Herr Möhre suchte also die Casting-Agentur Rhing-Gold in Kölle auf, ein Unternehmen, das u.a. Personen auf ihre Fernseh-Tauglichkeit untersuchte. Talkgäste sollten ihre Meinung zu biblischen Offenbarungen aufwerten können, flunkern erlaubt, und auch weitere Qualifikationen - wie Unterscheidungsvermögen zwischen Reden und Labern - entwickelt haben: Der Moderator darf labern, tut es aber nicht, der Gast darf auf keinen Fall labern, tut es aber manchmal doch. Nachdem Herr Möhre beim Telegen-Test ganz gut abgeschnitten hatte, er trug ein vorteilhaftes Toupet, ging es ans Eingemachte.
„Was können Sie denn?“ fragte der junge Angestellte. Auf seinem Schreibtisch standen mehrere beschriftete Boxen mit Datenträgern, und aus der ihm nächsten entnahm er eine Disc und lud sie in den Computer.
„Ich bin Schriftsteller“, antwortete Herr Möhre, glaubend, dass damit nun alles gesagt wäre. Doch der junge Mann runzelte die Stirn und suchte weiter auf dem Schirm, und als hätte er verstanden, was sein Gegenüber gedacht hatte, widersprach er:
„Das reicht heute nicht mehr.“
„Ach, was!“
„Wir müssten Sie auch in Spielshows unterbringen können, das würde dann gehen.“ Herrn Möhre wurde mulmig. Der Angestellte setzte seine Fragerei fort.
„Haben Sie irgendeine besondere Neigung oder Fertigkeit? Können Sie Sackhüpfen?“ Sein Gesprächspartner kannte das Wort in einem anderen Zusammenhang über gut.
„Sackhüpfen? Nein, kann ich nicht.“ Er schüttelte den Kopf.
„Wie ist es mit ‚auf dem Strich gehen‘? Das wird bei Spielshows häufig erwartet.“ Herr Möhre schüttelte wieder den Kopf. Nicht er. Das Thema hatte er satt.
„Schade, die Sendung ‚Kinderschreck‘ lädt auch Erwachsene ein, die für ein Spiel eine sportliche Qualifikation aufweisen können.
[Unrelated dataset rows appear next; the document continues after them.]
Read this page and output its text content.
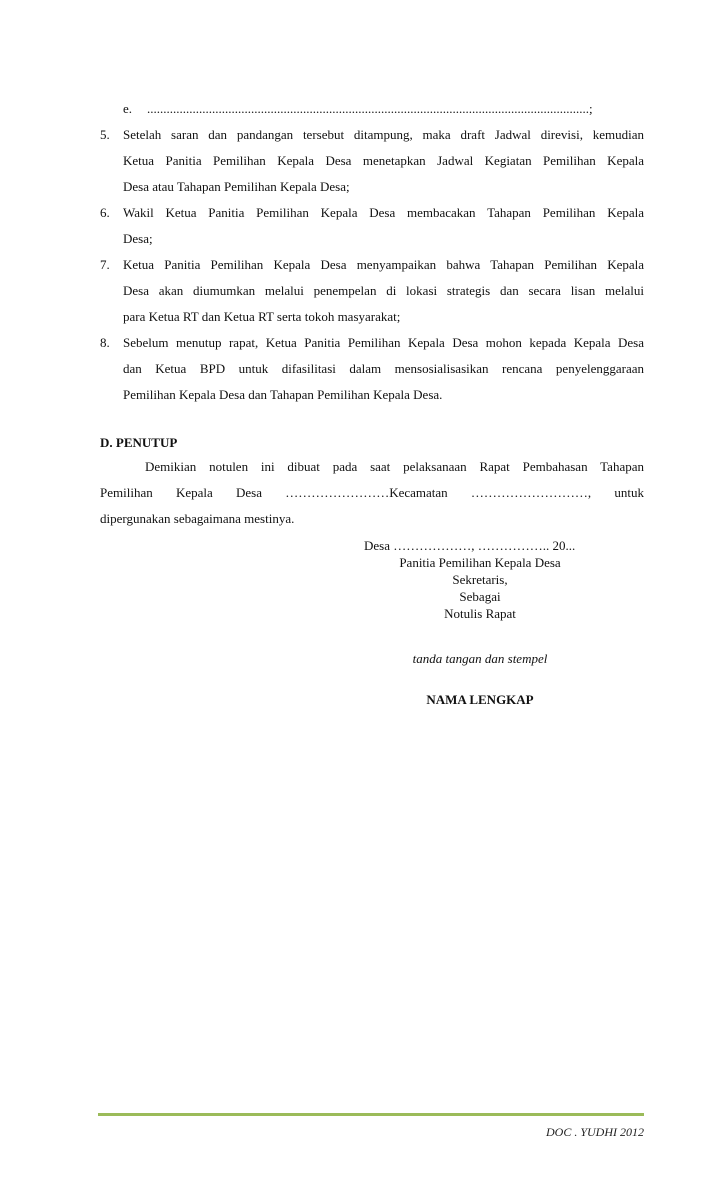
e. ........................................................................................................................................;
5. Setelah saran dan pandangan tersebut ditampung, maka draft Jadwal direvisi, kemudian
Ketua Panitia Pemilihan Kepala Desa menetapkan Jadwal Kegiatan Pemilihan Kepala
Desa atau Tahapan Pemilihan Kepala Desa;
6. Wakil Ketua Panitia Pemilihan Kepala Desa membacakan Tahapan Pemilihan Kepala
Desa;
7. Ketua Panitia Pemilihan Kepala Desa menyampaikan bahwa Tahapan Pemilihan Kepala
Desa akan diumumkan melalui penempelan di lokasi strategis dan secara lisan melalui
para Ketua RT dan Ketua RT serta tokoh masyarakat;
8. Sebelum menutup rapat, Ketua Panitia Pemilihan Kepala Desa mohon kepada Kepala Desa
dan Ketua BPD untuk difasilitasi dalam mensosialisasikan rencana penyelenggaraan
Pemilihan Kepala Desa dan Tahapan Pemilihan Kepala Desa.
D. PENUTUP
Demikian notulen ini dibuat pada saat pelaksanaan Rapat Pembahasan Tahapan
Pemilihan Kepala Desa ……………………Kecamatan ………………………, untuk
dipergunakan sebagaimana mestinya.
Desa ………………, …………….. 20...
Panitia Pemilihan Kepala Desa
Sekretaris,
Sebagai
Notulis Rapat
tanda tangan dan stempel
NAMA LENGKAP
DOC . YUDHI 2012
Im Moment ist Sackhüpfen und Auf-dem-Strich-Gehen der Renner, die Leute lachen sich kaputt. Aber das ändert sich alle paar Monate. Im nächsten Quartal kann es ‚Blindekuh‘ sein.“
„Ah, ja“, sagte der Schriftsteller. Er verfiel eine Sekunde in Nachdenken, denn das Wort erinnerte ihn an etwas. Richtig, er hatte mal was geschrieben. Jahre her, aber er hatte das Stück ‚Die blinde Kuh‘ genannt.
„Was gäbe es denn noch, womit Sie aufwarten könnten?“ Der junge Mann wandte sich vom Computer ab, holte einen weiteren Kasten mit Discs vom Regal und suchte darin.
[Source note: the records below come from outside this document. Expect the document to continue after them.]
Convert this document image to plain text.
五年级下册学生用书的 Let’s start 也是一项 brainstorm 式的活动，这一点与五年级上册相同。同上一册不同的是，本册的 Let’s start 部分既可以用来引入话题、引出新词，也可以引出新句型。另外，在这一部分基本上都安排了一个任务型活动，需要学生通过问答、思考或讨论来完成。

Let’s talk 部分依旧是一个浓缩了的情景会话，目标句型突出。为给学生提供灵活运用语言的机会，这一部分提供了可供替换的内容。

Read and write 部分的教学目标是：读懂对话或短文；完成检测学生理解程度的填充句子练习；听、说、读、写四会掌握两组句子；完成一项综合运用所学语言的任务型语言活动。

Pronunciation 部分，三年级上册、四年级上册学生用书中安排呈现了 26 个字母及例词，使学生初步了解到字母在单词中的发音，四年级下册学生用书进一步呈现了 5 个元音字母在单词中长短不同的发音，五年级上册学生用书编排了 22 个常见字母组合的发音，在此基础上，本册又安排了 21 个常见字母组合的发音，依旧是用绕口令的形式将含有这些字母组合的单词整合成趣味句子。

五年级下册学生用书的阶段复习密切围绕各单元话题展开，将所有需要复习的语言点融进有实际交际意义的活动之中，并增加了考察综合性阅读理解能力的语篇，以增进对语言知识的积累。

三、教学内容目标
„Ich bin gut im Assoziieren“, fiel Herrn Möhre ein, „gibt es nicht Spielshows, wo man etwas erraten muss?“
„Doch, schon, aber da nehmen wir zur Zeit verarmten Adel.“
„Politische Diskussionen?“
„Dafür kommen im Moment nur Behinderte in Frage - wegen der Teilhabe. Sie müssten schon irgendetwas Besonderes können. Etwas, was andere nicht können.“ Herr Möhre überlegte angestrengt. Ihm fiel ein, dass er als junger Mann Sprachen studiert hatte und warf diese Karte ins Spiel:
„Ich kann einige Brocken Rätoromanisch sprechen …“
„Ach“, winkte der Angestellte kopfschüttelnd ab, „so oft haben wir keine Schweizer Bergvölker zu Besuch!“
„Das kann aber nicht jeder!“ erwiderte Möhre trotzig. Ihm sank der Kopf; er hatte sich vorgestellt, dass es einfacher wäre. Aber einen Angebotspool von solchen Leuten wie er einer war, gab es offensichtlich en masse. Der junge Mann stellte den Kasten zurück und holte aus einer Schublade Listen hervor und sah sie durch. Herrn Möhre war nicht klar, ob die Listen irgendetwas mit diesem Interview zu tun hatten und sagte in das Blättern hinein:
„Ich bin schon Spezialist. Aber ich möchte auf diesem Gebiet nicht mehr arbeiten.“ Er machte eine Pause und fuhr fort:
„Sieht nicht gut aus, wie?“
„Ja, sieht schwierig aus. Sagen Sie mal, was schreiben Sie denn als Schriftsteller?“ Vor diesem Augenblick hatte Herr Möhre gezittert.
„Ja, ich, wie gesagt, ich wollte da eigentlich nicht mehr arbeiten auf dem Gebiet.“
„Ach, Gott, kommen Sie, sagen Sie schon, vielleicht lässt sich da etwas machen.“ Möhre war im Zwiespalt und wand sich innerlich.